Serie De financiële gezondheid van zelfstandige uitbaters: conclusie
#3 Hoe ziet de financiële gezondheid van de zelfstandige supermarktuitbaters van ons land eruit? Financieel expert Luc Roesems (Genea) duikt elk jaar op vraag van Gondola in de balansen die de franchisenemers en zelfstandige uitbaters in ons land neerleggen. Ondanks de gunstige impact van de coronacrisis op de cijfers van de supermarkten, vooral op die van buurtwinkels, dreigen er ook enkele gevaren. Ontdek het laatste deel van onze mini-serie.
Luc Roesems heeft monnikenwerk gedaan, maar vooral ook heel nuttig werk. Hij duikt al zes jaar in de balansen van de supermarkten in Vlaanderen, voor de rekening van Buurtsuper.be, maar hij doet het sinds vorig jaar ook voor de Franstalige winkels, in samenwerking met Aplsia, de Association professionnelle francophone du libre-service indépendant en alimentation.

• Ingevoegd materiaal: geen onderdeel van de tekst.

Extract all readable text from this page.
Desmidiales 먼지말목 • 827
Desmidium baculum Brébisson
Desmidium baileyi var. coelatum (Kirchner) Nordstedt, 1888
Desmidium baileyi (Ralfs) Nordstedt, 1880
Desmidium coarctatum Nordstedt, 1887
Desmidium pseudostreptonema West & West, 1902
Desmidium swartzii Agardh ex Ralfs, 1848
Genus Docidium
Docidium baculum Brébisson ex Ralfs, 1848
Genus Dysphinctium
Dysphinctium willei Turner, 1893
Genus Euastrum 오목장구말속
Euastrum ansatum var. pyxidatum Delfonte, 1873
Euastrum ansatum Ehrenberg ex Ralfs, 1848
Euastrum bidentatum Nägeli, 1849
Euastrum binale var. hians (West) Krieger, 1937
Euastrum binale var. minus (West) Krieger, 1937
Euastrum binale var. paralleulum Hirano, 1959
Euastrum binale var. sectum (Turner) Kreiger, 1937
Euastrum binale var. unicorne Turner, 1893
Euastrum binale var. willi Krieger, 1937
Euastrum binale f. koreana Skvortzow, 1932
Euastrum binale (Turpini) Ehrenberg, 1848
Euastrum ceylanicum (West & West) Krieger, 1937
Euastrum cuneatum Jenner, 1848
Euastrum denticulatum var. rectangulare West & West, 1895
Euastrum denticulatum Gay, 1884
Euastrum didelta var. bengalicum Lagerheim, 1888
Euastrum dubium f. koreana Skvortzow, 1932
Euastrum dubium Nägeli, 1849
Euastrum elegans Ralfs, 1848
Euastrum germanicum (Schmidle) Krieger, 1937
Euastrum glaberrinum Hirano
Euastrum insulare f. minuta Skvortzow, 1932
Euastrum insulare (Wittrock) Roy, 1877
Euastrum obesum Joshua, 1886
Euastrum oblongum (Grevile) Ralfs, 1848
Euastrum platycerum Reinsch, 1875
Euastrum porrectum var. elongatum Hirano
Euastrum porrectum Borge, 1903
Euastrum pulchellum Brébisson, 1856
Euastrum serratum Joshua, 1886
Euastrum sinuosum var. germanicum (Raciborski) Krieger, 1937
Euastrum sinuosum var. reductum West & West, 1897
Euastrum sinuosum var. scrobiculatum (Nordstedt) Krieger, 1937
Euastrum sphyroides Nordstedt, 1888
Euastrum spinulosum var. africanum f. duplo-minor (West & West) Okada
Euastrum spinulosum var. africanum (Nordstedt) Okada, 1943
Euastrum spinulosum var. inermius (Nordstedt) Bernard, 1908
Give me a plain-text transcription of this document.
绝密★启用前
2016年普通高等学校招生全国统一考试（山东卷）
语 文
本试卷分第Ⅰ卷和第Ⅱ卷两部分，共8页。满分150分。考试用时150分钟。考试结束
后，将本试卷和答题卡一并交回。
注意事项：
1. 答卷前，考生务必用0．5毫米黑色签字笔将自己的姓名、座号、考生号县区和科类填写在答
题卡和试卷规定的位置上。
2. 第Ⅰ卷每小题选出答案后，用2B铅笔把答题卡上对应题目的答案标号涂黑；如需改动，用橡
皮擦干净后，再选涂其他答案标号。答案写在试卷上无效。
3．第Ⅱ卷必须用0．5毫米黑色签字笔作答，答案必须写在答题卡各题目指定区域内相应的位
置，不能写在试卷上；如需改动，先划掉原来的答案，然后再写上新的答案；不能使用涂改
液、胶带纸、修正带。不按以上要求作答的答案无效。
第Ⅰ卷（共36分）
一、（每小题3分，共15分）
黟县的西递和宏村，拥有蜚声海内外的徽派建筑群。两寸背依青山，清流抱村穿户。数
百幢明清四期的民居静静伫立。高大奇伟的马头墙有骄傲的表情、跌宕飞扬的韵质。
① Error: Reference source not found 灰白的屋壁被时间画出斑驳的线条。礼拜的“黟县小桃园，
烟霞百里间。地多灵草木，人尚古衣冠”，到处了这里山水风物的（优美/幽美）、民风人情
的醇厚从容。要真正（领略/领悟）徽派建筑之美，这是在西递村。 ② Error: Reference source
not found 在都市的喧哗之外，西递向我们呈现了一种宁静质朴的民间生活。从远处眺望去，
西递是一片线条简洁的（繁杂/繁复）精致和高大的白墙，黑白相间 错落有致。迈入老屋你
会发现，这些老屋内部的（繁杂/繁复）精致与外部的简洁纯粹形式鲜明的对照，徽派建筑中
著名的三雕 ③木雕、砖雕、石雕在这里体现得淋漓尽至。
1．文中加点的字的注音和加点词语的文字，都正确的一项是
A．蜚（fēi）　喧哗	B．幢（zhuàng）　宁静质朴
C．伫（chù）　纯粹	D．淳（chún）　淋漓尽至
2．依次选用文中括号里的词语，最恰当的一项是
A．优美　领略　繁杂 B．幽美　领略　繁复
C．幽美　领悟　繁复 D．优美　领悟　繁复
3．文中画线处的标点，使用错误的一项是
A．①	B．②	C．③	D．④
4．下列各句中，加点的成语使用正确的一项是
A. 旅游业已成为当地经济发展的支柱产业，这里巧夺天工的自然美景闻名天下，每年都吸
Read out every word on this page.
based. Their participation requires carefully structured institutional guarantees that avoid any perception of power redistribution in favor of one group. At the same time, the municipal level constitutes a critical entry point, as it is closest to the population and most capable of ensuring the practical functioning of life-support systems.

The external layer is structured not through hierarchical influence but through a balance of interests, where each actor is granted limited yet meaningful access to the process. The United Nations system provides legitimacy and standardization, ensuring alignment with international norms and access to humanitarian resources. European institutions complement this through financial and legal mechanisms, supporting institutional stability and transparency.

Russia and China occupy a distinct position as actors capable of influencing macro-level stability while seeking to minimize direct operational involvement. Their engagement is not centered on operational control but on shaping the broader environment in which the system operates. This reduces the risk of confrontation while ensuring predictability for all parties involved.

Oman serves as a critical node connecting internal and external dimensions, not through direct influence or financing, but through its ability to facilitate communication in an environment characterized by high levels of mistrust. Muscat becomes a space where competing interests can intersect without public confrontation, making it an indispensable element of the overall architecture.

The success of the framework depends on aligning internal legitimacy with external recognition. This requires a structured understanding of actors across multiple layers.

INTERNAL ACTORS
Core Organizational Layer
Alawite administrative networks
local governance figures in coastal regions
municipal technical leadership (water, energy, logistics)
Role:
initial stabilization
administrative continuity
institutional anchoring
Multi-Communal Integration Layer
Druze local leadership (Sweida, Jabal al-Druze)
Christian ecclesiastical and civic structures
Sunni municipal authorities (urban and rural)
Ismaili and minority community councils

Op die manier bestrijkt zijn werk alle franchisenemers en zelfstandige uitbaters in ons land. Gondola nodigde hem uit zijn analyse met onze lezers te delen. Na een uitgebreide analyse, volgt nu de conclusie.
Het totaalplaatje
Laten we afsluiten met het schetsen van het totaalplaatje, op basis van de sleutelgegevens. Behalve de regionale gemiddelden kunnen we hier kijken naar de cijfers voor de specifieke winkelketens, maar dan enkel voor Wallonië, rekening houdend met de beslissing van Buurtsuper.be om geen details te geven over de ketens voor Vlaanderen. Luc Bormans, voorzitter van Aplsia, vindt dat deze gegevens net tot doel hebben om meer transparantie te brengen in de markt. Dit gezegd zijnde, zijn de gegevens voor Wallonië geen basis om er een klassement voor de verschillende ketens van te maken.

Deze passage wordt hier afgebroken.